Irish Water spokeswoman Elizabeth Arnett said that as a start-up company, Irish Water faced a number of challenges that more established companies do not face.

Speaking on RTÉ's Morning Ireland, she said: "(In Ireland) we've been under-investing in water services for decades now and we have a system that doesn't have the sort of advantages that they have in the UK where they've been investing properly for decades.

"So we haven't got the sort of modern system that we would like to have throughout the network.

"That requires an additional level of staffing.

"The other point to make is we have many, many more treatment plants per capita in Ireland than you have in the UK, simply because we have a more dispersed population, so we have more treatment plants to run."

Ms Arnett said that the utility companies in England and Wales have been up and running for 25 years, and the model was that as a utility became established, costs come down and services improve.

"As a utility matures, there is a regulated process that reviews costs on a regular basis, particularly operating costs, and removes costs out of the industry and at the same time, improves the standard of service of delivery for customers - that's at the heart of the utility model."

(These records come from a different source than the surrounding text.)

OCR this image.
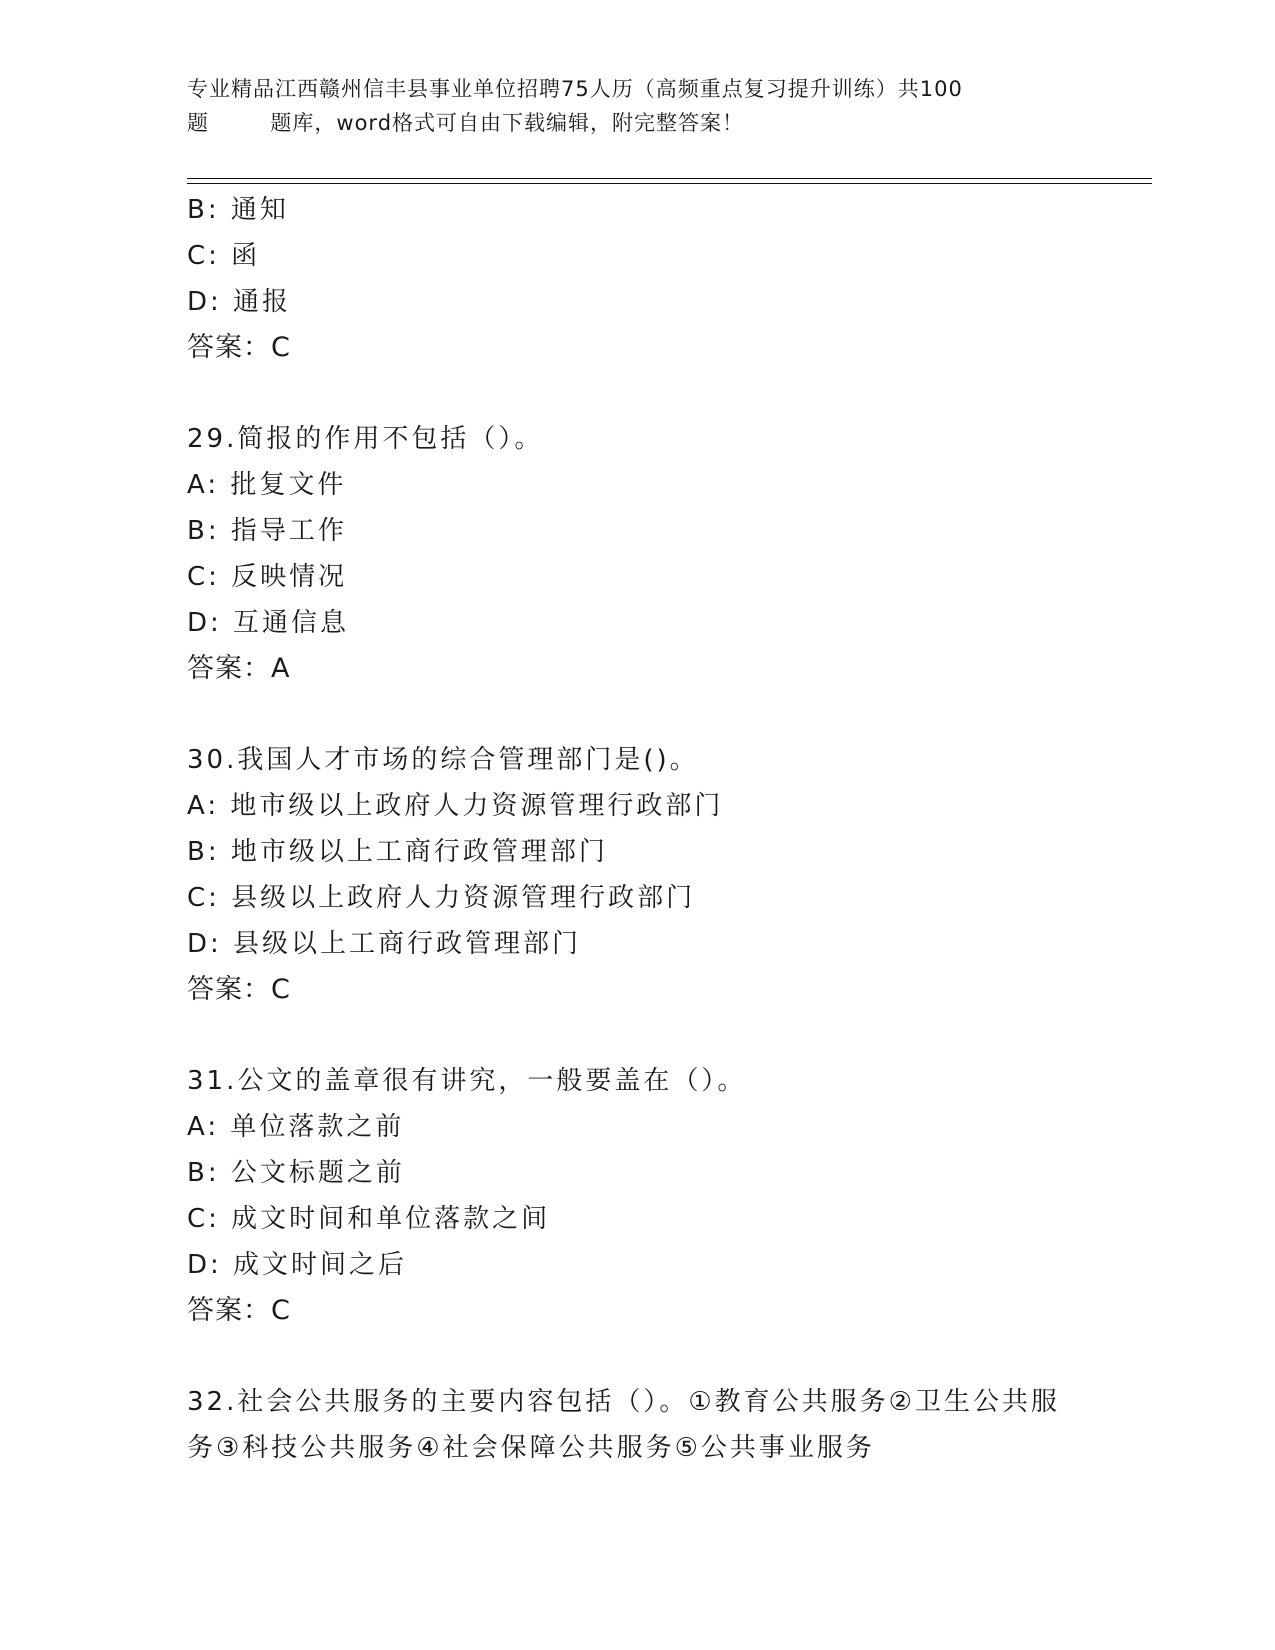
专业精品江西赣州信丰县事业单位招聘75人历（高频重点复习提升训练）共100
题        题库，word格式可自由下载编辑，附完整答案！
B: 通知
C: 函
D: 通报
答案：C
29.简报的作用不包括（）。
A: 批复文件
B: 指导工作
C: 反映情况
D: 互通信息
答案：A
30.我国人才市场的综合管理部门是()。
A: 地市级以上政府人力资源管理行政部门
B: 地市级以上工商行政管理部门
C: 县级以上政府人力资源管理行政部门
D: 县级以上工商行政管理部门
答案：C
31.公文的盖章很有讲究，一般要盖在（）。
A: 单位落款之前
B: 公文标题之前
C: 成文时间和单位落款之间
D: 成文时间之后
答案：C
32.社会公共服务的主要内容包括（）。①教育公共服务②卫生公共服
务③科技公共服务④社会保障公共服务⑤公共事业服务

She said the first review of Irish Water's costs had demanded a 14% reduction in costs. This would pose a challenge, but would have to be met, she said.

"We are a start-up utility, we are not 25 years down the road as they are in the UK. So when you compare a start-up with a mature utility, you see where the start-up needs to get to and that's the main reason why Irish Water has been established."

Ms Arnett also defended salary costs, which were found to be almost three times those in England and Wales, saying Irish Water had entered into service level agreements with local authorities, which had to be met.

On the issue of charges, she said that medium and low water users would be able to stay with the €230 bracket per annum, as metering would allow people to monitor and regulate their water usage.